The Linux Foundation has called on the US government to update its Vulnerabilities Equities Process (VEP) — an interagency framework used to determine when the government should disclose and when it should hoard zero-day exploits for its own use, urging it pointedly May 14 to “work more cooperatively with commercial organizations, including OSS projects, to share more vulnerability information.”
The comments came in a Linux Foundation response to this week’s Executive Order (EO) from the Biden administration. The EO mandates federal action to “rapidly improve the security and integrity of the software supply chain, with a priority on addressing critical software”. It also compels NIST to “publish preliminary guidelines… for enhancing software supply chain security” within 180 days.
Detailing the Linux Foundation’s own extensive efforts to improve the security of the open source software supply chain, the report by David Wheeler, the foundation’s director for open source supply chain security, notes that “every vulnerability that the US fails to disclose is a vulnerability that can be found and exploited by attackers.

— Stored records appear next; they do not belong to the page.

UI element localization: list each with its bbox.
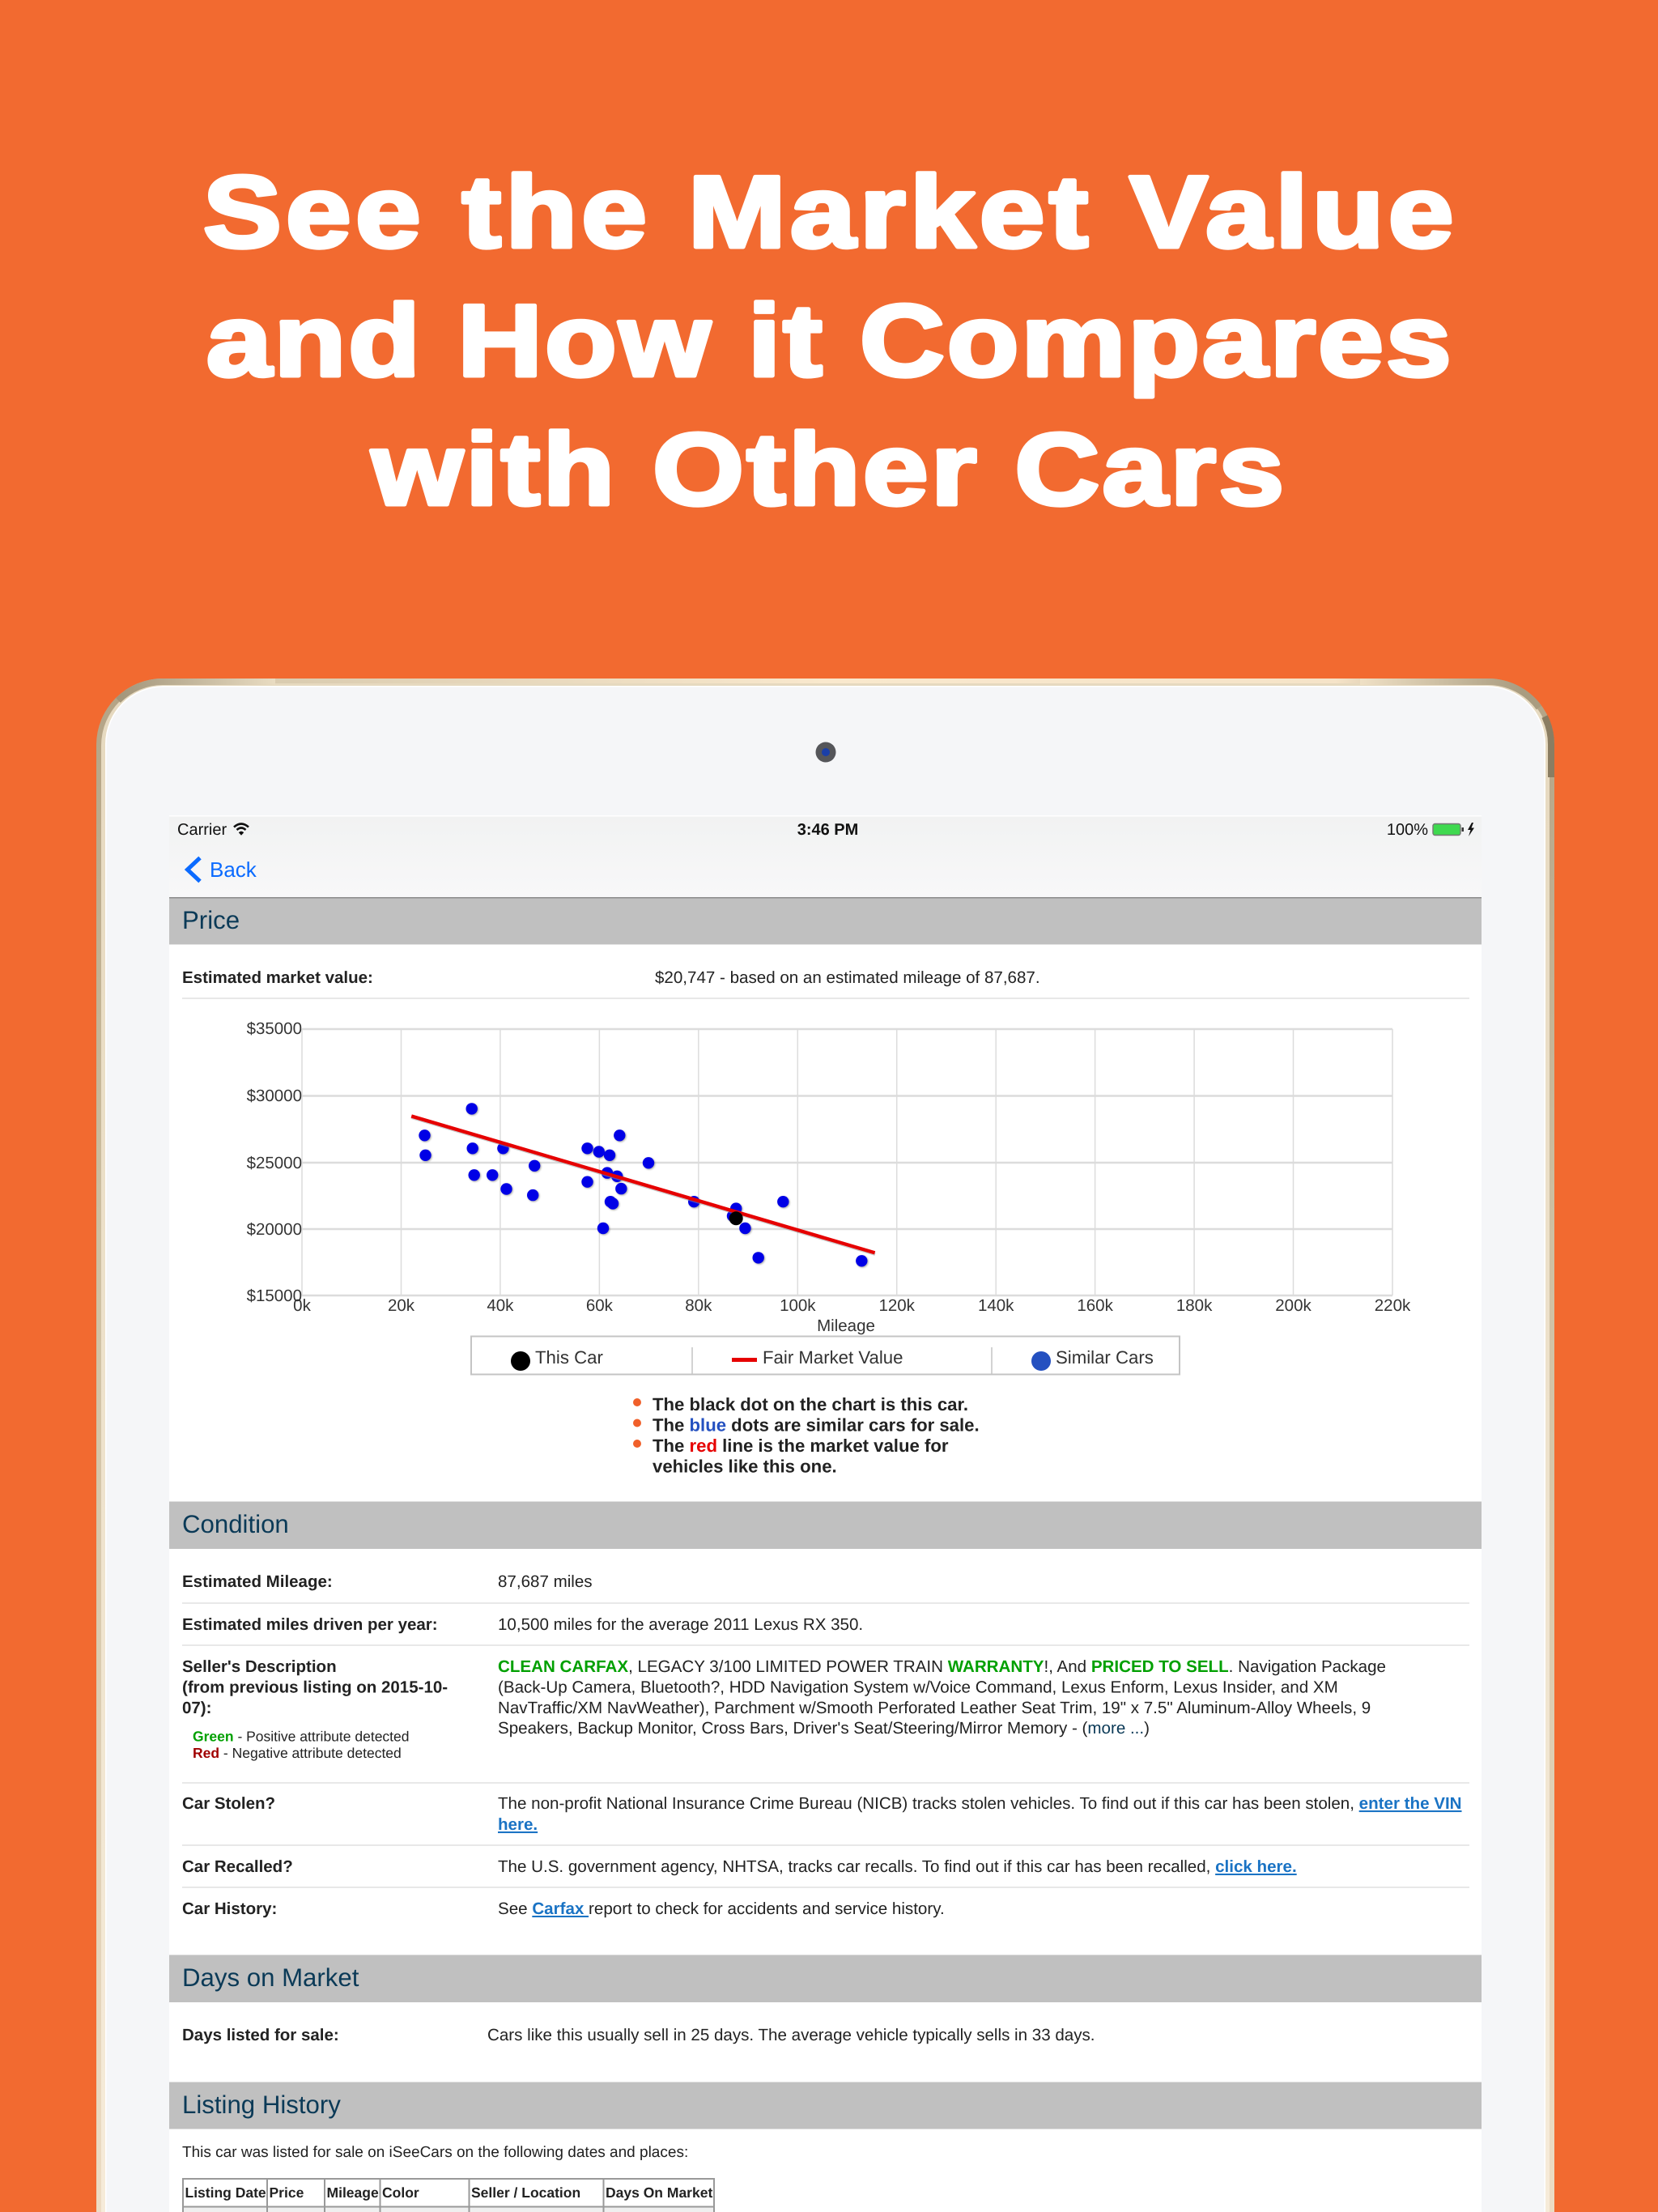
heading: condition: [169, 1501, 1482, 1549]
row: seller's description: 07):: [182, 1699, 211, 1717]
title: [203, 155, 1453, 526]
legend: fair market value: Fair Market Value: [763, 1347, 903, 1368]
x axis labels: 100k: [780, 1296, 816, 1315]
row: car history: Car History:: [182, 1899, 277, 1918]
table header row: Color: [382, 2184, 419, 2201]
x axis labels: [293, 1296, 1411, 1315]
table header row: Mileage: [327, 2184, 379, 2201]
row: miles per year: [182, 1615, 863, 1634]
row: estimated mileage: [182, 1572, 593, 1591]
status: time: 3:46 PM: [797, 821, 858, 839]
chart explanation bullets: The black dot on the chart is this car.: [653, 1394, 968, 1414]
x axis labels: 20k: [388, 1296, 415, 1315]
row: days listed for sale: Days listed for sale:: [182, 2026, 339, 2044]
row: car history: [182, 1899, 945, 1918]
table header row: Listing Date: [185, 2184, 266, 2201]
fair market value line: [411, 1116, 875, 1254]
listing intro text: This car was listed for sale on iSeeCars on the following dates and places:: [182, 2144, 688, 2161]
title: with Other Cars: [371, 412, 1284, 526]
legend: this car: [511, 1347, 603, 1371]
row: seller's description: Seller's Description: [182, 1657, 337, 1676]
x axis labels: 180k: [1176, 1296, 1213, 1315]
row: car history: See Carfax report to check for accidents and service history.: [498, 1899, 945, 1918]
legend: this car: This Car: [535, 1347, 603, 1368]
row: seller's description: (from previous listing on 2015-10-: [182, 1678, 448, 1697]
icon: wifi: [234, 824, 249, 835]
panel: condition: [169, 1501, 1482, 1918]
x axis title: Mileage: [817, 1317, 875, 1335]
x axis labels: 40k: [487, 1296, 514, 1315]
heading: condition: Condition: [182, 1510, 289, 1538]
x axis labels: 200k: [1275, 1296, 1312, 1315]
chart explanation bullets: vehicles like this one.: [653, 1456, 837, 1477]
heading: days on market: Days on Market: [182, 1963, 359, 1992]
row: seller's description: Green - Positive attribute detected: [193, 1728, 410, 1744]
title: See the Market Value: [203, 155, 1453, 269]
icon: front camera: [816, 742, 835, 763]
row: estimated mileage: Estimated Mileage:: [182, 1572, 333, 1591]
this car dot: [729, 1211, 743, 1225]
heading: listing history: [169, 2082, 1482, 2129]
row: days listed for sale: Cars like this usually sell in 25 days. The average vehicle typically sells in 33 days.: [487, 2026, 1095, 2044]
table header row: Seller / Location: [471, 2184, 580, 2201]
estimated market value row: $20,747 - based on an estimated mileage of 87,687.: [655, 968, 1040, 987]
similar cars dots: [419, 1103, 868, 1267]
row: days listed for sale: [182, 2026, 1095, 2044]
chart explanation bullets: The blue dots are similar cars for sale.: [653, 1415, 980, 1435]
heading: price: Price: [182, 906, 240, 934]
row: car recalled: Car Recalled?: [182, 1857, 293, 1876]
row: seller's description: CLEAN CARFAX, LEGACY 3/100 LIMITED POWER TRAIN WARRANTY!, And PRICED TO SELL. Navigation Package: [498, 1657, 1386, 1676]
row: seller's description: Speakers, Backup Monitor, Cross Bars, Driver's Seat/Steering/Mirror Memory - (more ...): [498, 1719, 1150, 1738]
back button: [188, 857, 257, 882]
row: seller's description: [182, 1657, 1386, 1761]
listing history table: [183, 2179, 714, 2212]
y axis labels: $35000: [247, 1019, 302, 1038]
legend: similar cars: Similar Cars: [1056, 1347, 1154, 1368]
status bar and navigation bar: [169, 815, 1482, 899]
table header row: Days On Market: [606, 2184, 712, 2201]
panel: price: [169, 899, 1482, 1477]
table header row: [185, 2184, 712, 2201]
row: car stolen: Car Stolen?: [182, 1794, 275, 1813]
x axis labels: 60k: [586, 1296, 614, 1315]
status: carrier: Carrier: [177, 821, 227, 839]
y axis labels: $30000: [247, 1087, 302, 1105]
table header row: Price: [269, 2184, 304, 2201]
chart legend: [471, 1336, 1180, 1375]
row: seller's description: (Back-Up Camera, Bluetooth?, HDD Navigation System w/Voice Command, Lexus Enform, Lexus Insider, and XM: [498, 1678, 1338, 1697]
tablet device frame: [96, 678, 1554, 2212]
x axis labels: 160k: [1077, 1296, 1114, 1315]
icon: battery: [1433, 823, 1474, 836]
title: and How it Compares: [206, 283, 1452, 398]
back button: Back: [210, 857, 257, 882]
row: seller's description: Red - Negative attribute detected: [193, 1745, 402, 1761]
panel: listing history: [169, 2082, 1482, 2212]
x axis labels: 120k: [878, 1296, 916, 1315]
row: car stolen: The non-profit National Insurance Crime Bureau (NICB) tracks stolen vehicles. To find out if this car has been stolen, enter the VIN: [498, 1794, 1462, 1813]
scatter chart: price vs mileage: [247, 1019, 1411, 1335]
row: estimated mileage: 87,687 miles: [498, 1572, 593, 1591]
y axis labels: $15000: [247, 1287, 302, 1305]
estimated market value row: [182, 968, 1469, 998]
y axis labels: $20000: [247, 1220, 302, 1239]
status: battery percent: 100%: [1387, 821, 1428, 839]
row: miles per year: 10,500 miles for the average 2011 Lexus RX 350.: [498, 1615, 863, 1634]
x axis labels: 0k: [293, 1296, 312, 1315]
x axis labels: 80k: [685, 1296, 712, 1315]
chart explanation bullets: The red line is the market value for: [653, 1436, 949, 1456]
x axis labels: 220k: [1375, 1296, 1411, 1315]
y axis labels: [247, 1019, 302, 1305]
row: car stolen: [182, 1794, 1462, 1834]
heading: price: [169, 899, 1482, 944]
chart explanation bullets: [633, 1394, 980, 1477]
x axis labels: 140k: [978, 1296, 1014, 1315]
row: car recalled: The U.S. government agency, NHTSA, tracks car recalls. To find out if this car has been recalled, click here.: [498, 1857, 1297, 1876]
legend: similar cars: [1031, 1347, 1154, 1371]
estimated market value row: Estimated market value:: [182, 968, 373, 987]
panel: days on market: [169, 1955, 1482, 2044]
y axis labels: $25000: [247, 1154, 302, 1172]
row: seller's description: NavTraffic/XM NavWeather), Parchment w/Smooth Perforated Leather Seat Trim, 19" x 7.5" Aluminum-Alloy Wheels, 9: [498, 1699, 1371, 1717]
row: miles per year: Estimated miles driven per year:: [182, 1615, 438, 1634]
heading: days on market: [169, 1955, 1482, 2002]
screen content background: [169, 899, 1482, 2212]
row: car stolen: here.: [498, 1815, 538, 1834]
heading: listing history: Listing History: [182, 2091, 341, 2119]
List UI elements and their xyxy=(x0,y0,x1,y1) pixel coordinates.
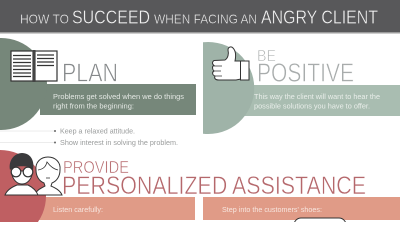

We would welcome such discussions.” (Critics say such undisclosed vulnerabilities are unlikely to remain within the exclusive control of a government for any length of time.)
What is the Vulnerabilities Equities Process?
The VEP was developed during the Obama administration in 2014 and its charter published under the Trump administration in 2017. It details how and when the USG uses vulnerabilities for law enforcement and national security purposes without disclosing them to their manufacturers or developers. The practice is a delicate balancing act for the national security world and pressure has mounted from the software community — including from major vendors — on the government to rapidly disclose zero days.
Microsoft President Brad Smith was vocal on the need for change in 2017 in the wake of the WannaCry ransomware incident (which abused exploits stolen from the National Security Agency) noting that it “provides yet another example of why the stockpiling of vulnerabilities by governments is such a problem”.
He said at the time: “We have seen vulnerabilities stored by the CIA show up on WikiLeaks, and now this vulnerability stolen from the NSA has affected customers around the world… repeatedly, exploits in the hands of governments have leaked into the public domain and caused widespread damage… this most recent attack represents a completely unintended but disconcerting link between the two most serious forms of cybersecurity threats in the world today – nation-state action and organized criminal action.”
The NSA has since regularly disclosed critical vulnerabilities to major software vendors, including Microsoft. (It disclosed the vulnerabilities in Microsoft Exchange this April that were widely abused by APTs and cybercriminals.) Needless to say, it is never possible to say how long it has sat on them before disclosing.
GCHQ, the UK’s NSA equivalent, published its own Equities Process in November 2018, noting that “we do not disclose every vulnerability we find. In some cases, we judge that the UK’s national security interests are better served by ‘retaining’ knowledge of a vulnerability.
“When we discover a previously unknown vulnerability, our starting position is to disclose it.
“We always perform a thorough review so we can understand whether there is an overwhelming national security benefit in retaining it,” GCHQ said, but added “knowledge of the vulnerability… can be used to gather intelligence and disrupt the activities of those who seek to do the UK harm, including terror groups, serious and organised crime gangs, and malign states.”